Your genes can make you fat – but only if you’re born after 1942. That seems like a nonsensical statement, but it’s the conclusion of a thought-provoking study in the Proceedings of the National Academy of Sciences that tracked BMI and genetic markers in participants in the famous Framingham Heart Study.
There’s a particular variant of a gene called FTO that is associated with higher BMI, but its effects are only apparent in the people born since 1942. Presumably changes in environmental factors – e.g. the cost and type of food available – have disproportionately affected people with certain genetic risk factors. (The FTO variant is thought to be associated with food intake, not energy expenditure.)
So what does this mean for public health? I explore this question in my Globe and Mail column this week:
[…] But the change in FTO’s apparent power isn’t likely an isolated case, says Dr. James Niels Rosenquist, the study’s lead author. FTO is easy to study because it has such a strong effect, but “there are a number of genetic variants whose effects appear to be mediated by the environment,” he says.
In fact, the researchers are following up with further analyses of the same data set related to another obesity-related gene, MCR4, and two smoking-related genes, CHRN3 and CHRN5. Dr. Steven Lehrer, co-author of the FTO paper, plans to present some of those results at a conference later this month.
“The punchline of the talk is that the genetic distribution of those with disorders has been shifting over time to those most vulnerable by genetic predisposition,” he explains. In other words, people who are obese, addicted to smoking or struggling with other conditions such as substance abuse or compulsive gambling are increasingly likely to be those with genes that predispose them to these problems. Moreover, Lehrer adds, “many of the policies we introduce are [unknowingly] playing a role.”

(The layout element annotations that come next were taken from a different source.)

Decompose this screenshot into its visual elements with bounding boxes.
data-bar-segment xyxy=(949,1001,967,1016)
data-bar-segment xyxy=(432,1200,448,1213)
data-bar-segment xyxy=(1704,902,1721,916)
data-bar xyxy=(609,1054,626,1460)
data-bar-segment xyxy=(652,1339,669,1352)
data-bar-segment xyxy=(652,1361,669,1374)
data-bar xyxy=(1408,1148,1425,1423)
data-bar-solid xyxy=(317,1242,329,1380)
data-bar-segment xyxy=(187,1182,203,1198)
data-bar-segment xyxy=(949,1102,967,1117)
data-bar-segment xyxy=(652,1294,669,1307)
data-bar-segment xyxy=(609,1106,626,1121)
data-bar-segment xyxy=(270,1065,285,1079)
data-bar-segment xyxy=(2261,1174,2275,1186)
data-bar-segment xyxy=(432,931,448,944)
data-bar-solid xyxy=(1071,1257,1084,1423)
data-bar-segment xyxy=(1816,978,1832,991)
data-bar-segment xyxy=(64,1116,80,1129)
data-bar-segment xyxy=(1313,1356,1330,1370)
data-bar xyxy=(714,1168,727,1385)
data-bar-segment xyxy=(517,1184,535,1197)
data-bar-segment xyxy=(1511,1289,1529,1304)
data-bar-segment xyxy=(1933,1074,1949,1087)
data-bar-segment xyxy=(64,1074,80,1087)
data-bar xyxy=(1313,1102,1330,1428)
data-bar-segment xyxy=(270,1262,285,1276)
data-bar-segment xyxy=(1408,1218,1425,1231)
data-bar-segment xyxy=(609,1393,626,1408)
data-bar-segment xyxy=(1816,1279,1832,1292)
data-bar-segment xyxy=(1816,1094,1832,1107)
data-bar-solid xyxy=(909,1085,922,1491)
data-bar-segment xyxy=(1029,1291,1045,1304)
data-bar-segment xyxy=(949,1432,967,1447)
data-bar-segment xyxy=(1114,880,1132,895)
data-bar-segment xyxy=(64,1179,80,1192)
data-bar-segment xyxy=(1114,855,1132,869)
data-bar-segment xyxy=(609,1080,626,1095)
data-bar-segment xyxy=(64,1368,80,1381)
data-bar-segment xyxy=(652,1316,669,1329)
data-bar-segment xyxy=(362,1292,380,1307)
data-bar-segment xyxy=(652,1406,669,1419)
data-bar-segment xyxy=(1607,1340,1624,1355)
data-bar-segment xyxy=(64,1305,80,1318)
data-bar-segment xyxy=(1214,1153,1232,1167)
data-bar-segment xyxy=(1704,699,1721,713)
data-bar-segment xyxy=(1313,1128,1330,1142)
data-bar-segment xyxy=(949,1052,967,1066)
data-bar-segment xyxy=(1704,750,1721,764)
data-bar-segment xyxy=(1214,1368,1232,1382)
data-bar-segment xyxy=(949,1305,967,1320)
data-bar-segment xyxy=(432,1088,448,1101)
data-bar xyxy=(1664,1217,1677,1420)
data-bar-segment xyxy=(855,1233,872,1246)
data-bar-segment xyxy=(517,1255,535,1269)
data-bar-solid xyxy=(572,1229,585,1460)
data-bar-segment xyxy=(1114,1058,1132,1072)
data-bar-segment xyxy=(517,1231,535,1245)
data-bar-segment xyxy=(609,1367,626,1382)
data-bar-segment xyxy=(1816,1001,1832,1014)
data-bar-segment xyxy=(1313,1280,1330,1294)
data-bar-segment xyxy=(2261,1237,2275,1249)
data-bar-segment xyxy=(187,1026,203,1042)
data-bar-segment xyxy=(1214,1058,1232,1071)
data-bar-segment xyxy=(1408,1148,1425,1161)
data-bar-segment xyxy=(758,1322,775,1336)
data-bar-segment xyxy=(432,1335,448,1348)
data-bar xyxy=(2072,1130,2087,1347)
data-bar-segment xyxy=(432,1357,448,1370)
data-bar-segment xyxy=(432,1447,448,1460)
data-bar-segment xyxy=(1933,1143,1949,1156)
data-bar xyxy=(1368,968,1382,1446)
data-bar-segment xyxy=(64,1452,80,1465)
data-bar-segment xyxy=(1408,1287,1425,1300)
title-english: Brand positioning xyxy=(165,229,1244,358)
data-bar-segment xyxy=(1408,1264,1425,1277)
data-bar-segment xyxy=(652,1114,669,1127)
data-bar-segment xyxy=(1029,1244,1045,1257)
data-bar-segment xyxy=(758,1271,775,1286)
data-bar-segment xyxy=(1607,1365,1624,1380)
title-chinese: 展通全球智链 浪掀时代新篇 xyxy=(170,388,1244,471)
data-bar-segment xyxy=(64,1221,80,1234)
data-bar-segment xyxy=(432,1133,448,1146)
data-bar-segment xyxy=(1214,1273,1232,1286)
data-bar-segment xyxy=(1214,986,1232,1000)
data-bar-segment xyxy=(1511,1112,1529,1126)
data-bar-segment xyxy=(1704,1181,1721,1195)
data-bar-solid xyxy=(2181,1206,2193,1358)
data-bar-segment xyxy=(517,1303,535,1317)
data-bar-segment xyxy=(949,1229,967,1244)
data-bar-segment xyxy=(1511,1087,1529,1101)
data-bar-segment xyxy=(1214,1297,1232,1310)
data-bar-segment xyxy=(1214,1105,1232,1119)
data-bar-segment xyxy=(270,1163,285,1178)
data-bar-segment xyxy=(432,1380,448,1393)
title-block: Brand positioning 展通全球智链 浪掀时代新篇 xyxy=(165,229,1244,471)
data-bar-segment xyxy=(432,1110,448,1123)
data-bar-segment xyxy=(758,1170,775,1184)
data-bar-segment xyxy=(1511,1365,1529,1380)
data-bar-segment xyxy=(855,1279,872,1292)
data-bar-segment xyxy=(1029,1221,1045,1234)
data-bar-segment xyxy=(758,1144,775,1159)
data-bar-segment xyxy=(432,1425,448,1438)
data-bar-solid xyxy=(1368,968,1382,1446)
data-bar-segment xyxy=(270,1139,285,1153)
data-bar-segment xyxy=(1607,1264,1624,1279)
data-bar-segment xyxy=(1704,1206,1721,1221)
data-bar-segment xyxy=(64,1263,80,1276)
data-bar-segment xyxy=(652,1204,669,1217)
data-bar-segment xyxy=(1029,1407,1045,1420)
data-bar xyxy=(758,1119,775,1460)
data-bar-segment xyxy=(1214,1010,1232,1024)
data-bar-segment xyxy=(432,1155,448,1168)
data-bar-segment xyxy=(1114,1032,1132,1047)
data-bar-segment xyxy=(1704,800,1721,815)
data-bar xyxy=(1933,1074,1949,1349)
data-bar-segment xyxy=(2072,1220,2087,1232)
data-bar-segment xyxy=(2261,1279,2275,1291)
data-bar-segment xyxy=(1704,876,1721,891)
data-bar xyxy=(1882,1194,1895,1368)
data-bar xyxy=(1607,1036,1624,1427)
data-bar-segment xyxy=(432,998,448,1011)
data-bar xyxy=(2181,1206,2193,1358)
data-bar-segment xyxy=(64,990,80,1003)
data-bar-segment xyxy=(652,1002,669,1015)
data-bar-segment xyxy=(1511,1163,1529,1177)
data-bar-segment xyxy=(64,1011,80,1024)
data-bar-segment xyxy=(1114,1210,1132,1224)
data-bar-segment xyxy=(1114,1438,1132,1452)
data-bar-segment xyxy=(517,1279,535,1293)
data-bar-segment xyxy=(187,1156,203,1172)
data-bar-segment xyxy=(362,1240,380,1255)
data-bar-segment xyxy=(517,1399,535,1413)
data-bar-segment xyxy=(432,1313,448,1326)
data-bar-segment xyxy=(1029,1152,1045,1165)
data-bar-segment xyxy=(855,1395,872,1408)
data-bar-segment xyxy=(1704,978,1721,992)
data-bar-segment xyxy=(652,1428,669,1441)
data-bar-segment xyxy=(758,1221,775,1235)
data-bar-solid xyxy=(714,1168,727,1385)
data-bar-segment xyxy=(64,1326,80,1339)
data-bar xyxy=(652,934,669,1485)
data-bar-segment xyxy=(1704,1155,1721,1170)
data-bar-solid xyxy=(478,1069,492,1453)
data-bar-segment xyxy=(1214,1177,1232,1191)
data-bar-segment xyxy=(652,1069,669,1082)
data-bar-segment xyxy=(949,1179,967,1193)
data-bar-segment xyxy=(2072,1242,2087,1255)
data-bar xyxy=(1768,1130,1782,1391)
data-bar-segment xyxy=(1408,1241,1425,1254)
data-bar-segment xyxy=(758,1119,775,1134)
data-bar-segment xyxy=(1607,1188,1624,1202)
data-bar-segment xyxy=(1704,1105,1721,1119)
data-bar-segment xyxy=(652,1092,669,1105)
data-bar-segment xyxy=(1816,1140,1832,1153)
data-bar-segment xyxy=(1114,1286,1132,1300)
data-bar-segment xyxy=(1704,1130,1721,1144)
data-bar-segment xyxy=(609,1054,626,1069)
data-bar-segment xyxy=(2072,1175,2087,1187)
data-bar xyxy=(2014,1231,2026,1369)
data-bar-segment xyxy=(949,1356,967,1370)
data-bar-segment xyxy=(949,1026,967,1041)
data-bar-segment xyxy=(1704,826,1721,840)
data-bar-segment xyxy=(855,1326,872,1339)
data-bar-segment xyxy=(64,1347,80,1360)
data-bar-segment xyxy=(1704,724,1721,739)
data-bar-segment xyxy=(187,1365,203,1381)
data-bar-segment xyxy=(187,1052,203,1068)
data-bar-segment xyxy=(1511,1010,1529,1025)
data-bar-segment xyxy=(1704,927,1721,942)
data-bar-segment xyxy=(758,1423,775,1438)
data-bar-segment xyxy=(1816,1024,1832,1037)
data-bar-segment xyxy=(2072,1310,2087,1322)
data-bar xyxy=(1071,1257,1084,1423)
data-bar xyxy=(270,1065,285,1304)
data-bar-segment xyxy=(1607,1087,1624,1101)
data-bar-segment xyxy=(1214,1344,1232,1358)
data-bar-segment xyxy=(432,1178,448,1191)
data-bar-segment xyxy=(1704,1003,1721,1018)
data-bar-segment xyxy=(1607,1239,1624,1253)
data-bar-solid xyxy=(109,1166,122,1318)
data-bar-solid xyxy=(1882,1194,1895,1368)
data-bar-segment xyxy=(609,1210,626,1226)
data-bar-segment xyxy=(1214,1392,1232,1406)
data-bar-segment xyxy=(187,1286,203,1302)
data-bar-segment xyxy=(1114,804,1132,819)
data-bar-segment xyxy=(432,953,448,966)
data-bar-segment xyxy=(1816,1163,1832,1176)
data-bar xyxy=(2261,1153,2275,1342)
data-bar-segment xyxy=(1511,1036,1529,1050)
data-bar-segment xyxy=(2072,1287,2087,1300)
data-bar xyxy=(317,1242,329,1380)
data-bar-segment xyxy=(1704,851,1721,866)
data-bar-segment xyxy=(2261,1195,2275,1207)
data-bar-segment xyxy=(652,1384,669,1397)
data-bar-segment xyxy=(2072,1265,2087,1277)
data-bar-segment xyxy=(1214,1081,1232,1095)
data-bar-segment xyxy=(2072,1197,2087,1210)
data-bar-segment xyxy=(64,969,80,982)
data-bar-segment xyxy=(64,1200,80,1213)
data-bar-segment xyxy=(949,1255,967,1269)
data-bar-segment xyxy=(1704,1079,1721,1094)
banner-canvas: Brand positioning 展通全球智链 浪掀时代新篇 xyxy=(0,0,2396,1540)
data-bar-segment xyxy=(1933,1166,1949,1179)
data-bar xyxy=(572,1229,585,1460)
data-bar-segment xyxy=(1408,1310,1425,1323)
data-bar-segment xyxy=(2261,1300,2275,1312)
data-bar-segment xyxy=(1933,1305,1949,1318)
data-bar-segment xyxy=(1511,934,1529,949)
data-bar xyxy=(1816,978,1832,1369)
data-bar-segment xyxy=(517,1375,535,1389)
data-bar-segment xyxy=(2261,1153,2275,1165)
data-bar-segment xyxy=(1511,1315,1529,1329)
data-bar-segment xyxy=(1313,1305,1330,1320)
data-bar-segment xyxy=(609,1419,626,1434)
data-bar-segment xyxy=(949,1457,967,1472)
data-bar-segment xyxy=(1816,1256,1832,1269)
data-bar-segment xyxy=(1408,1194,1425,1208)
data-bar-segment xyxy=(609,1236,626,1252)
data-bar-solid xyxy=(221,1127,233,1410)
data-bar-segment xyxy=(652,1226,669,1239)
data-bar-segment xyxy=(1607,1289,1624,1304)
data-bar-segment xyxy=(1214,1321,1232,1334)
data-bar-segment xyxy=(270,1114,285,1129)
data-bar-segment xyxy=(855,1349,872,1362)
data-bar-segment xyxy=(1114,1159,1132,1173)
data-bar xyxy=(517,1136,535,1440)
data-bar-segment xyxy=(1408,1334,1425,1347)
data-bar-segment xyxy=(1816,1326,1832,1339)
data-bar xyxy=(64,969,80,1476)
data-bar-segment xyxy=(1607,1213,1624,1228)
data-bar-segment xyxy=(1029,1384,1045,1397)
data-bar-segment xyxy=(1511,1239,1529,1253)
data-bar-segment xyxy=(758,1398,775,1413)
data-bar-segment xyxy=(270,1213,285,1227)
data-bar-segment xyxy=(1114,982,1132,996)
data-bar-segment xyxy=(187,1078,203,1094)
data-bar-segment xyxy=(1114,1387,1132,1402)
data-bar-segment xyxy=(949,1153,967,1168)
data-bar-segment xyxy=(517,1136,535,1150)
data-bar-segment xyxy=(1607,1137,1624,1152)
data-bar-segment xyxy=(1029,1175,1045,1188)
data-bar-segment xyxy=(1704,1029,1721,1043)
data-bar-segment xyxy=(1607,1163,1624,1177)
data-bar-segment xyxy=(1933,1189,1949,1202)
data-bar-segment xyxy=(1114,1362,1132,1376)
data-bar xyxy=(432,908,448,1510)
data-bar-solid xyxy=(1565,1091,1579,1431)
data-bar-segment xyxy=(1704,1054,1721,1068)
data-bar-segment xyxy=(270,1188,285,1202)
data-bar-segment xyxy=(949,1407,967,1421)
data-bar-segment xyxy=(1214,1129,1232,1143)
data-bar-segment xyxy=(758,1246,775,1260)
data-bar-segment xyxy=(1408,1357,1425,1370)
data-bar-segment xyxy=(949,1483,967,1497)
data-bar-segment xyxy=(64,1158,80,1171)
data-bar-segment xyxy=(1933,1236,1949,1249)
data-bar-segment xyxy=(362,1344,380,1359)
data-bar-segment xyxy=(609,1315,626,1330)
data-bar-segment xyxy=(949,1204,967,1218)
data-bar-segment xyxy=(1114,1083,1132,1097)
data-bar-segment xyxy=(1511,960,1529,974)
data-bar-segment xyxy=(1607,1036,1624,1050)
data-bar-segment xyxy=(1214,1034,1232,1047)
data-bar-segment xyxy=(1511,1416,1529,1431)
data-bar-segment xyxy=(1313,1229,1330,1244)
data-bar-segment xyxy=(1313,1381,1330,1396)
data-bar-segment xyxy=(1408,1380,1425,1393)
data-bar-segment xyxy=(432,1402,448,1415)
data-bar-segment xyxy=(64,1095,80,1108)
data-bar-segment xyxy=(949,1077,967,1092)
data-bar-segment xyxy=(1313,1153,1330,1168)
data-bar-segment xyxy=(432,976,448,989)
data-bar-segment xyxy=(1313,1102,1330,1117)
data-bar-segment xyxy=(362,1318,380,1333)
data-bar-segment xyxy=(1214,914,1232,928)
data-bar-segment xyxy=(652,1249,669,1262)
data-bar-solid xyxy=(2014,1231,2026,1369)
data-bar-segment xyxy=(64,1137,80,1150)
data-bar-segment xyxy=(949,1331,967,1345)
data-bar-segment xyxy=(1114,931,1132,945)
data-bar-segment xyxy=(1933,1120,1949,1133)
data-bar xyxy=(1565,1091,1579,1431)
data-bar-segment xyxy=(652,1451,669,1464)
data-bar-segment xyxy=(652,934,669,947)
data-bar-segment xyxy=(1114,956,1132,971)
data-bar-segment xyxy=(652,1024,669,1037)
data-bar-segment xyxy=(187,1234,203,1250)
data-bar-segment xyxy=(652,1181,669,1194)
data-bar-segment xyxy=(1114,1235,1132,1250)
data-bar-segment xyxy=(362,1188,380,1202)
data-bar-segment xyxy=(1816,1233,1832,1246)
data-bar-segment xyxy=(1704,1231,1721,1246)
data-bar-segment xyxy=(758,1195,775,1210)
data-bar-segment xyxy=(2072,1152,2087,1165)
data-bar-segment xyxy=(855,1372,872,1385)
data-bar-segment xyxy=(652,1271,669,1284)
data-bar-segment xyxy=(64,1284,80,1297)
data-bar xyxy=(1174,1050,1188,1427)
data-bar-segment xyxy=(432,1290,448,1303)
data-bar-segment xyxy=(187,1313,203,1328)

For example, he says, “sin taxes” and other measures that target individual incentives may work well to dissuade the average person from smoking or gambling, but don’t dissuade those who are most susceptible. The same would be true of a sugar tax or soda tax. So the question that public-health researchers and policy makers now need to wrestle with is how to shift behaviour among the most genetically vulnerable. […]
The FTO study also got a mention in Michael Joyner’s New York Times article last week. He argues that the promise of genetically targeted medicine has been overstated for reasons that have a lot to do with the findings of this FTO study:
[…] The basic idea behind it is that we each have genetic variants that put us at increased or decreased risk of getting various diseases, or that make us more or less responsive to specific treatments. If we can read someone’s genetic code, then we should be able to provide him or her with more effective therapeutic and preventive strategies.
But for most common diseases, hundreds of genetic risk variants with small effects have been identified, and it is hard to develop a clear picture of who is really at risk for what. This was actually one of the major and unexpected findings of the Human Genome Project. In the 1990s and early 2000s, it was thought that a few genetic variants would be found to account for a lot of disease risk. But for widespread diseases like diabetes, heart disease and most cancers, no clear genetic story has emerged for a vast majority of cases.
Age, sex, body weight and a few simple blood tests are much better predictors of Type 2 diabetes, for example, than a genetic score based on how many snippets of “risky” DNA you have. And the advice for those at risk to exercise more and eat more healthfully remains the same. […]
That last point is a crucial one, I think. Even if we do acquire the ability to give accurate genetic risk assessments – a big if – what are we going to do with the information? If the advice is to exercise more and eat healthily, how is that different from the advice everyone is already getting? The real question is why we have so much trouble obeying this advice. As Joyner concludes:
We would be better off directing more resources to understanding what it takes to solve messy problems about how humans behave as individuals and in groups. Ultimately, we almost certainly have more control over how much we exercise, eat, drink and smoke than we do over our genomes.